The run back was harder, as expected, particularly because my music player died right as my techno tunes were about to kick in and help me kick it up a notch. I ran past a pay phone that had a sign reading “Long Distance” on it. Well, no shit, AT&T. I didn’t need your big sign to figure that one out. I didn’t really need the big, red stop signs at every intersection urging me to stop either. Where are the “Keep going!” signs when you need them? I almost stopped to walk, but I kept running, only stopping for a short water break on the way back.
When I got home, I looked up the distance I’d run on Gmap Pedometer. I was aiming for a 12:00 per mile pace. This is called an “easy” pace because it’s 2:00 per mile slower than my goal for race day. It’s not actually “easy” to do. I ran for an hour, so I was expecting the distance to be 5 miles. In reality? 5.85 miles. Whoops! I was running about 10:15 per mile. While that speaks well of my athletic prowess and my body’s ability to run while digesting milk chocolate and peanut butter, it also means my concept of a 12:00 per mile pace needs some work. I’ve been running mostly on treadmills, which regulate pace for me. I need to get a better grasp of how fast I’m running or else I could run too fast on race day and wear myself out early.

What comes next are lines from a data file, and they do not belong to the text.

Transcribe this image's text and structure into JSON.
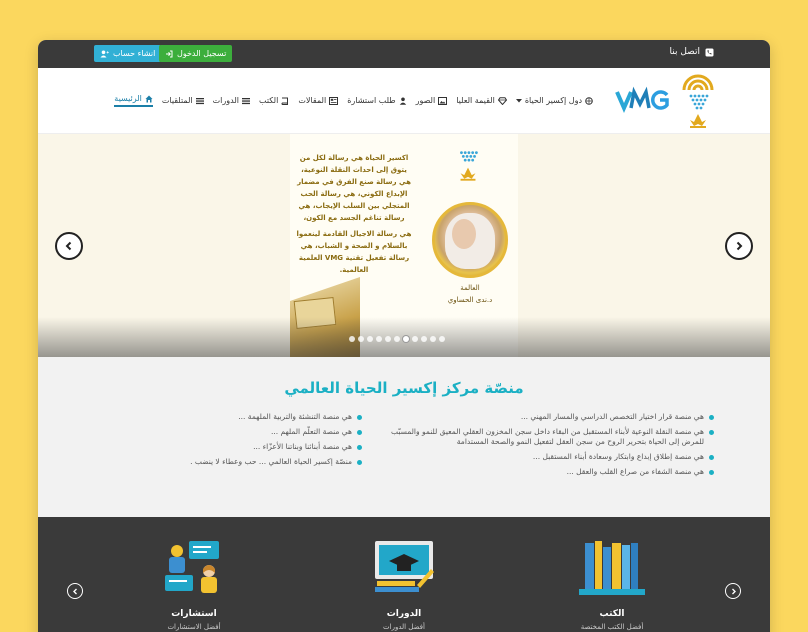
{
  "topbar": {
    "signup_label": "انشاء حساب",
    "login_label": "تسجيل الدخول",
    "contact_label": "اتصل بنا"
  },
  "brand": {
    "logo_text": "VMG"
  },
  "nav": {
    "items": [
      {
        "label": "الرئيسية",
        "icon": "home-icon",
        "active": true
      },
      {
        "label": "المتلقيات",
        "icon": "list-icon"
      },
      {
        "label": "الدورات",
        "icon": "list-icon"
      },
      {
        "label": "الكتب",
        "icon": "book-icon"
      },
      {
        "label": "المقالات",
        "icon": "newspaper-icon"
      },
      {
        "label": "طلب استشارة",
        "icon": "user-icon"
      },
      {
        "label": "الصور",
        "icon": "image-icon"
      },
      {
        "label": "القيمة العليا",
        "icon": "diamond-icon"
      },
      {
        "label": "دول إكسير الحياة",
        "icon": "dropdown-icon"
      }
    ]
  },
  "hero": {
    "poster_text_1": "اكسير الحياة هي رسالة لكل من يتوق إلى احداث النقلة النوعية، هي رسالة صنع الفرق في مضمار الإبداع الكوني، هي رسالة الحب المتجلي بين السلب الإيجاب، هي رسالة تناغم الجسد مع الكون،",
    "poster_text_2": "هي رسالة الاجيال القادمة لينعموا بالسلام و الصحة و الشباب، هي رسالة تفعيل تقنية VMG العلمية العالمية.",
    "caption_title": "العالمة",
    "caption_name": "د.ندى الحساوي",
    "slides_total": 11,
    "active_slide": 7
  },
  "about": {
    "title": "منصّة مركز إكسير الحياة العالمي",
    "right_points": [
      "هي منصة قرار اختيار التخصص الدراسي والمسار المهني ...",
      "هي منصة النقلة النوعية لأبناء المستقبل من البقاء داخل سجن المخزون العقلي المعيق للنمو والمسبّب للمرض إلى الحياة بتحرير الروح من سجن العقل لتفعيل النمو والصحة المستدامة",
      "هي منصة إطلاق إبداع وابتكار وسعادة أبناء المستقبل ...",
      "هي منصة الشفاء من صراع القلب والعقل ..."
    ],
    "left_points": [
      "هي منصة التنشئة والتربية الملهمة ...",
      "هي منصة التعلّم الملهم ...",
      "هي منصة أبنائنا وبناتنا الأعزّاء ...",
      "منصّة إكسير الحياة العالمي ... حب وعطاء لا ينضب ."
    ]
  },
  "services": {
    "items": [
      {
        "title": "الكتب",
        "subtitle": "أفضل الكتب المختصة"
      },
      {
        "title": "الدورات",
        "subtitle": "أفضل الدورات"
      },
      {
        "title": "استشارات",
        "subtitle": "أفضل الاستشارات"
      }
    ]
  },
  "colors": {
    "accent": "#1bb0c4",
    "topbar": "#3a3a3a",
    "background": "#fbd75e"
  }
}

Thank goodness for Internet-based mileage tools! I’m a lot less scared of my 10K knowing that I ran 5.85 miles today. I can throw another third of a mile on top of that and survive. Later on I went to the grocery store. As I was carrying heavy bags of two-liter sodas and boxes of yogurt up the stairs fairly easily, I remembered how hard it was for me to carry groceries into my old first-floor apartment when I was morbidly obese. The only steps I had to take then were the two up the front stoop, but I would be breathing heavily after carrying all my purchases inside. And now, I can run 5.85 miles in the morning and carry four loads of groceries to the second floor in the afternoon without collapsing. I only ran a whole mile continuously for the first time about two years ago. The human body is amazing. I’ve come a long way, and not just the 5.85 miles I travelled this morning.